The two employees of GoQuo (M) Sdn Bhd, a third-party e-commerce supplier, worked out a development center in India, according a statement from Malindo Air. So far, however, the airline has not released the names of the two former contractors, according to Reuters.
The airline did not provide specifics about the breach, only that the two contractors "improperly accessed and stole the personal data of our customers."
Malindo Air reported that it notified police of the breach, Reuters reports. The news service says it could not reach GoQuo for comment.
Malindo Air says it's not clear how the two contractors accessed the data.
When news of the data leak first broke, Bleeping Computer reported that the airline data came from a cloud-based database used by the airlines.
Malindo Air notes, however, that the incident was not the result of a breach of the company's cloud infrastructure, which is supplied by Amazon Web Services. Amazon also reports that it's cloud products and storage were not breached in the incident.
"While we can't get into details regarding a customer issue, it is important to clarify that AWS services and infrastructure worked as designed and were not compromised in any way," an Amazon spokesperson tells ZDNet.
Passenger Details Exposed
Malindo Air is the Malaysian subsidiary of Indonesia's Lion Air Group, which also owns Thai Lion Air as well as several other airlines that operate in Southeast Asia.
Malindo Air first acknowledged the breach on Sept 18. It also issued a statement that advised passengers using its Malindo Miles accounts to change their passwords. Malindo Miles is the company's customer loyalty program for passengers.
The exposed passenger data was first spotted by researchers at security firm Under the Breach on Sept. 11, according to Bleeping Computer. The data appeared on at least one dark net data exchange forum, according to Reuters. One database that the researchers found contained records on about 21 million passengers, while a second databased contained details on about 14 million customers, according to a Twitter post by the researchers.
Second database has 14 million records which include the name, date of birth, phone number, passport number and passport expiration date.— Under the Breach (@underthebreach) September 11, 2019
researchers, contact us for more details. pic.twitter.com/KIsTxhda7e
Reuters reported that in an alert sent to its customers about the breach, Kaspersky put the total amount of passenger records exposed for the two airlines at 46 million.

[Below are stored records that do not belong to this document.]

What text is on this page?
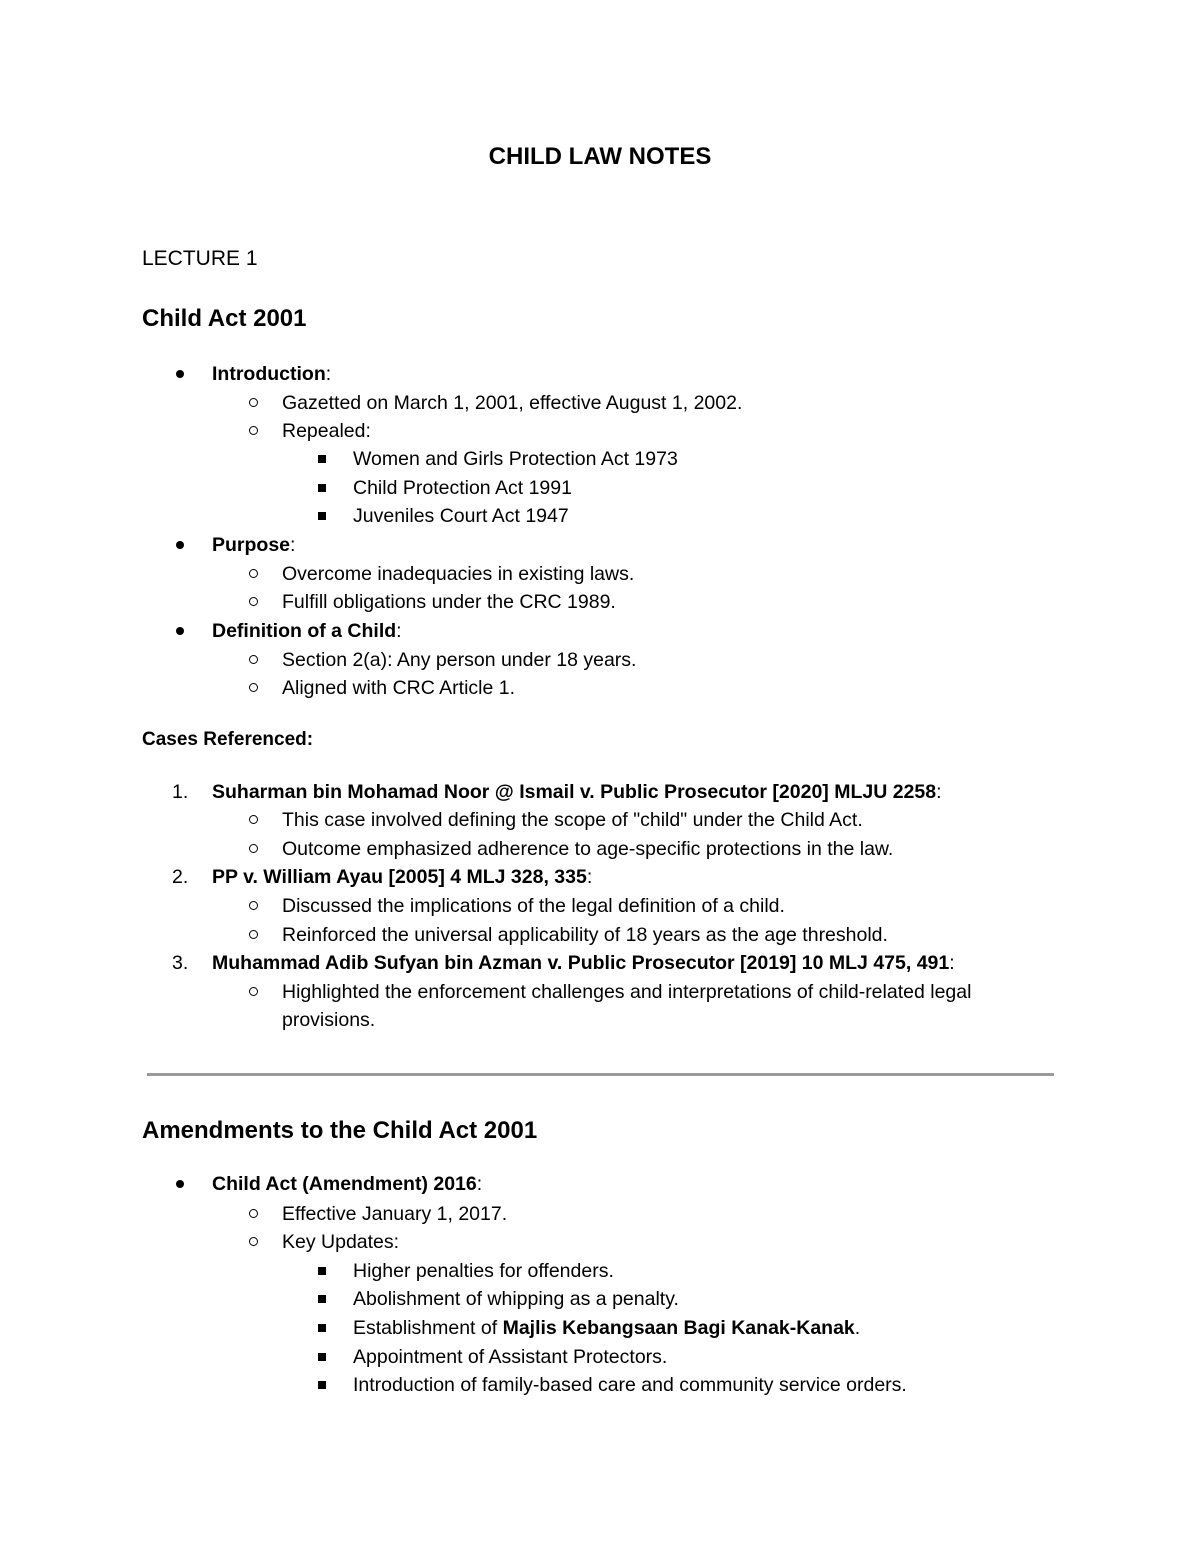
CHILD LAW NOTES
LECTURE 1
Child Act 2001
Introduction:
Gazetted on March 1, 2001, effective August 1, 2002.
Repealed:
Women and Girls Protection Act 1973
Child Protection Act 1991
Juveniles Court Act 1947
Purpose:
Overcome inadequacies in existing laws.
Fulfill obligations under the CRC 1989.
Definition of a Child:
Section 2(a): Any person under 18 years.
Aligned with CRC Article 1.
Cases Referenced:
1. Suharman bin Mohamad Noor @ Ismail v. Public Prosecutor [2020] MLJU 2258:
This case involved defining the scope of "child" under the Child Act.
Outcome emphasized adherence to age-specific protections in the law.
2. PP v. William Ayau [2005] 4 MLJ 328, 335:
Discussed the implications of the legal definition of a child.
Reinforced the universal applicability of 18 years as the age threshold.
3. Muhammad Adib Sufyan bin Azman v. Public Prosecutor [2019] 10 MLJ 475, 491:
Highlighted the enforcement challenges and interpretations of child-related legal
provisions.
Amendments to the Child Act 2001
Child Act (Amendment) 2016:
Effective January 1, 2017.
Key Updates:
Higher penalties for offenders.
Abolishment of whipping as a penalty.
Establishment of Majlis Kebangsaan Bagi Kanak-Kanak.
Appointment of Assistant Protectors.
Introduction of family-based care and community service orders.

Bleeping Computer reported that the records were found in a directory that had backup files created in May mostly for Malindo Air and Thai Lion Air. Another backup file consisted of data from Batik Air, another subsidiary of Lion Air Group, according to the report.
Although researchers with Under the Breach posted their findings on Twitter Sept. 11, it wasn't until Sept. 13 that others apparently started paying attention to the leaked data after Kaspersky sent out an alert to customers in Thailand and Malaysia notifying them of a possible security breach.

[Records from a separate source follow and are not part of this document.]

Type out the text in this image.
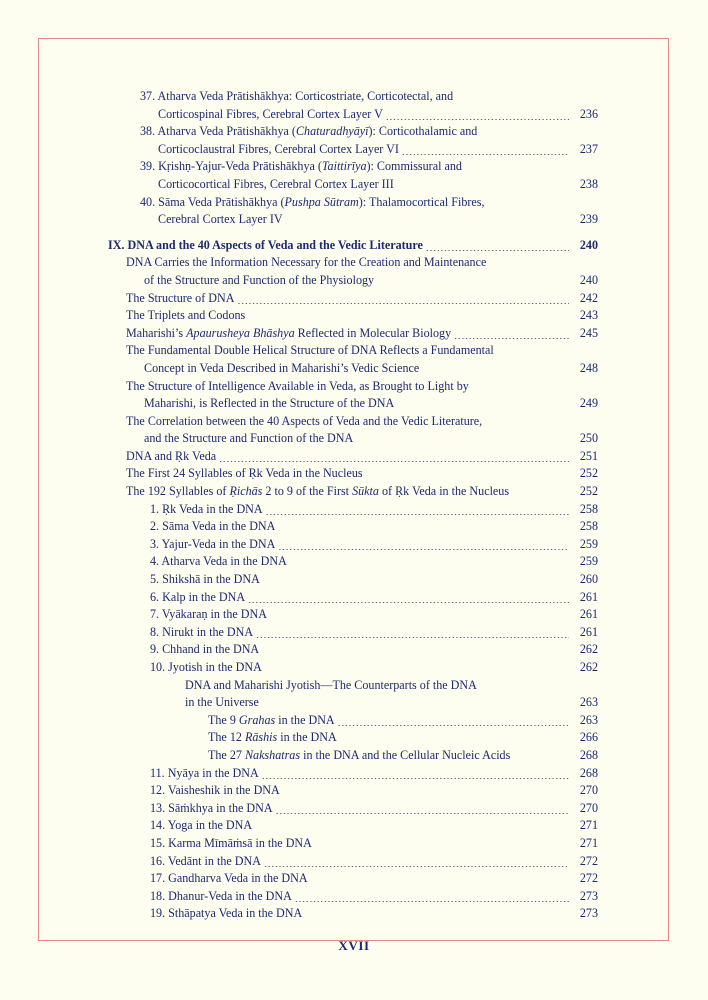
37. Atharva Veda Prātishākhya: Corticostriate, Corticotectal, and
Corticospinal Fibres, Cerebral Cortex Layer V .....	236
38. Atharva Veda Prātishākhya (Chaturadhyāyī): Corticothalamic and
Corticoclaustral Fibres, Cerebral Cortex Layer VI .....	237
39. Kṛishṇ-Yajur-Veda Prātishākhya (Taittirīya): Commissural and
Corticocortical Fibres, Cerebral Cortex Layer III .....	238
40. Sāma Veda Prātishākhya (Pushpa Sūtram): Thalamocortical Fibres,
Cerebral Cortex Layer IV .....	239
IX. DNA and the 40 Aspects of Veda and the Vedic Literature .....	240
DNA Carries the Information Necessary for the Creation and Maintenance
of the Structure and Function of the Physiology .....	240
The Structure of DNA .....	242
The Triplets and Codons .....	243
Maharishi’s Apaurusheya Bhāshya Reflected in Molecular Biology .....	245
The Fundamental Double Helical Structure of DNA Reflects a Fundamental
Concept in Veda Described in Maharishi’s Vedic Science .....	248
The Structure of Intelligence Available in Veda, as Brought to Light by
Maharishi, is Reflected in the Structure of the DNA .....	249
The Correlation between the 40 Aspects of Veda and the Vedic Literature,
and the Structure and Function of the DNA .....	250
DNA and Ṛk Veda .....	251
The First 24 Syllables of Ṛk Veda in the Nucleus .....	252
The 192 Syllables of Ṛichās 2 to 9 of the First Sūkta of Ṛk Veda in the Nucleus .....	252
1. Ṛk Veda in the DNA .....	258
2. Sāma Veda in the DNA .....	258
3. Yajur-Veda in the DNA .....	259
4. Atharva Veda in the DNA .....	259
5. Shikshā in the DNA .....	260
6. Kalp in the DNA .....	261
7. Vyākaraṇ in the DNA .....	261
8. Nirukt in the DNA .....	261
9. Chhand in the DNA .....	262
10. Jyotish in the DNA .....	262
DNA and Maharishi Jyotish—The Counterparts of the DNA
in the Universe .....	263
The 9 Grahas in the DNA .....	263
The 12 Rāshis in the DNA .....	266
The 27 Nakshatras in the DNA and the Cellular Nucleic Acids .....	268
11. Nyāya in the DNA .....	268
12. Vaisheshik in the DNA .....	270
13. Sāṁkhya in the DNA .....	270
14. Yoga in the DNA .....	271
15. Karma Mīmāṁsā in the DNA .....	271
16. Vedānt in the DNA .....	272
17. Gandharva Veda in the DNA .....	272
18. Dhanur-Veda in the DNA .....	273
19. Sthāpatya Veda in the DNA .....	273
XVII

"The alert notified them of the breach and asked them to treat incoming emails, text messages, and calls with additional caution," a Kaspersky spokesperson tells Information Security Media Group. "This was done via Security News - the in-product component used to rapidly inform our users about important cybersecurity-related news emerging in the public domain."

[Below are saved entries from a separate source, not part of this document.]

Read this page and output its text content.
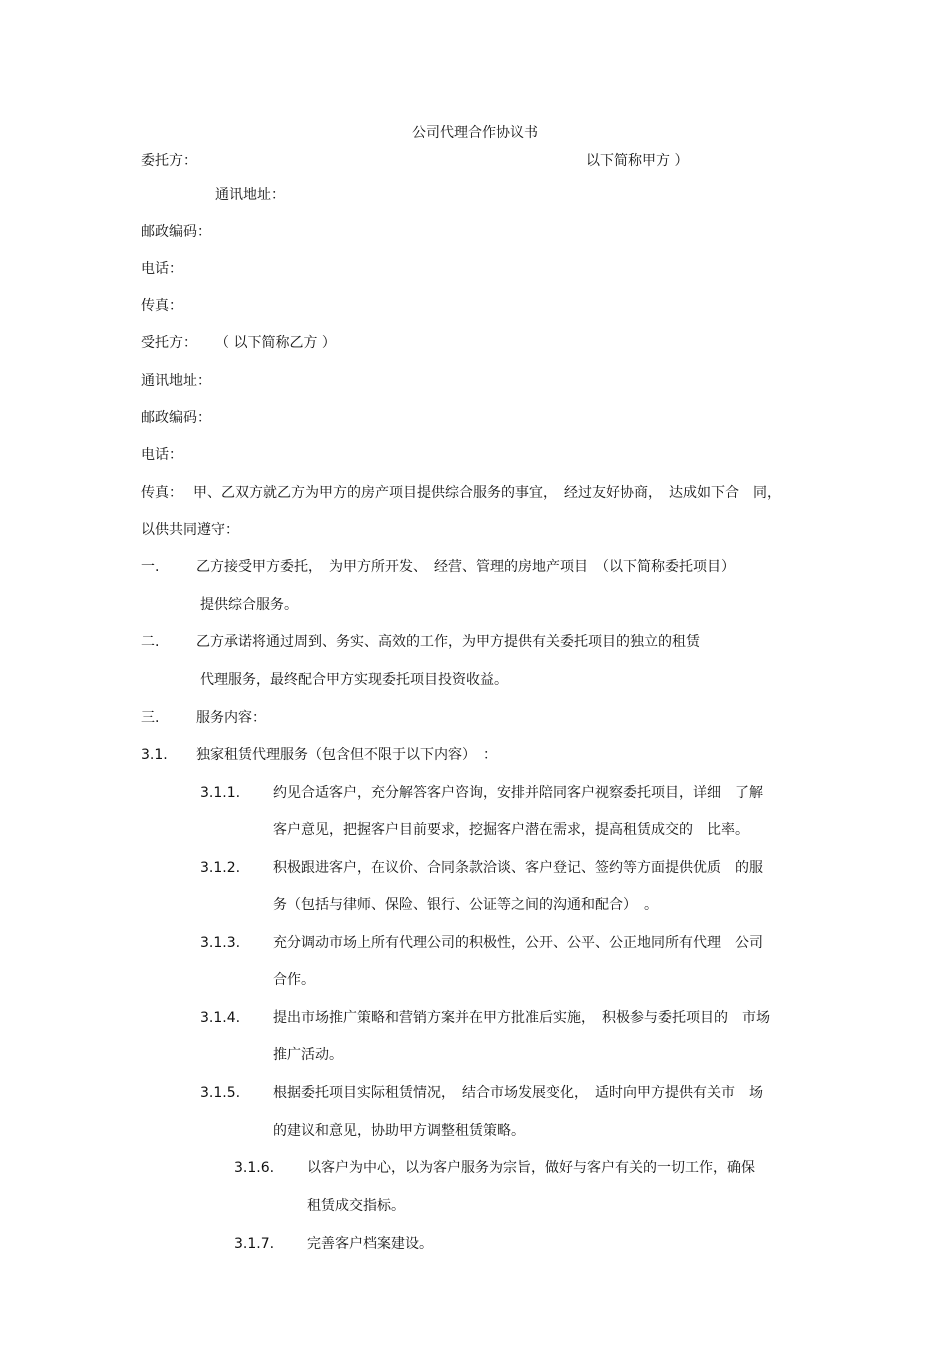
公司代理合作协议书
委托方：	以下简称甲方 ）
通讯地址：
邮政编码：
电话：
传真：
受托方： （ 以下简称乙方 ）
通讯地址：
邮政编码：
电话：
传真： 甲、乙双方就乙方为甲方的房产项目提供综合服务的事宜，　经过友好协商，　达成如下合　同，
以供共同遵守：
一.	乙方接受甲方委托，　为甲方所开发、　经营、管理的房地产项目　（以下简称委托项目）
提供综合服务。
二.	乙方承诺将通过周到、务实、高效的工作，为甲方提供有关委托项目的独立的租赁
代理服务，最终配合甲方实现委托项目投资收益。
三.	服务内容：
3.1. 独家租赁代理服务（包含但不限于以下内容）　：
3.1.1. 约见合适客户，充分解答客户咨询，安排并陪同客户视察委托项目，详细　了解
客户意见，把握客户目前要求，挖掘客户潜在需求，提高租赁成交的　比率。
3.1.2. 积极跟进客户，在议价、合同条款洽谈、客户登记、签约等方面提供优质　的服
务（包括与律师、保险、银行、公证等之间的沟通和配合）　。
3.1.3. 充分调动市场上所有代理公司的积极性，公开、公平、公正地同所有代理　公司
合作。
3.1.4. 提出市场推广策略和营销方案并在甲方批准后实施，　积极参与委托项目的　市场
推广活动。
3.1.5. 根据委托项目实际租赁情况，　结合市场发展变化，　适时向甲方提供有关市　场
的建议和意见，协助甲方调整租赁策略。
3.1.6. 以客户为中心，以为客户服务为宗旨，做好与客户有关的一切工作，确保
租赁成交指标。
3.1.7. 完善客户档案建设。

Kaspersky is not involved in the investigation, the spokesperson said.
Increasingly, airlines are becoming an attractive target for cyber criminals due to the immense amount of personal data that these company store, security researchers say. In September 2018, for example, British Airways discovered that hackers compromised payment card data and personal details for 429,000 customers.
In July, Britain's Information Commissioner issued a notice of intent stating that it planned to fine British Airways $230 million for violating the European Union's General Data Protection Regulation (see: British Airways Faces Record-Setting $230 Million GDPR Fine ).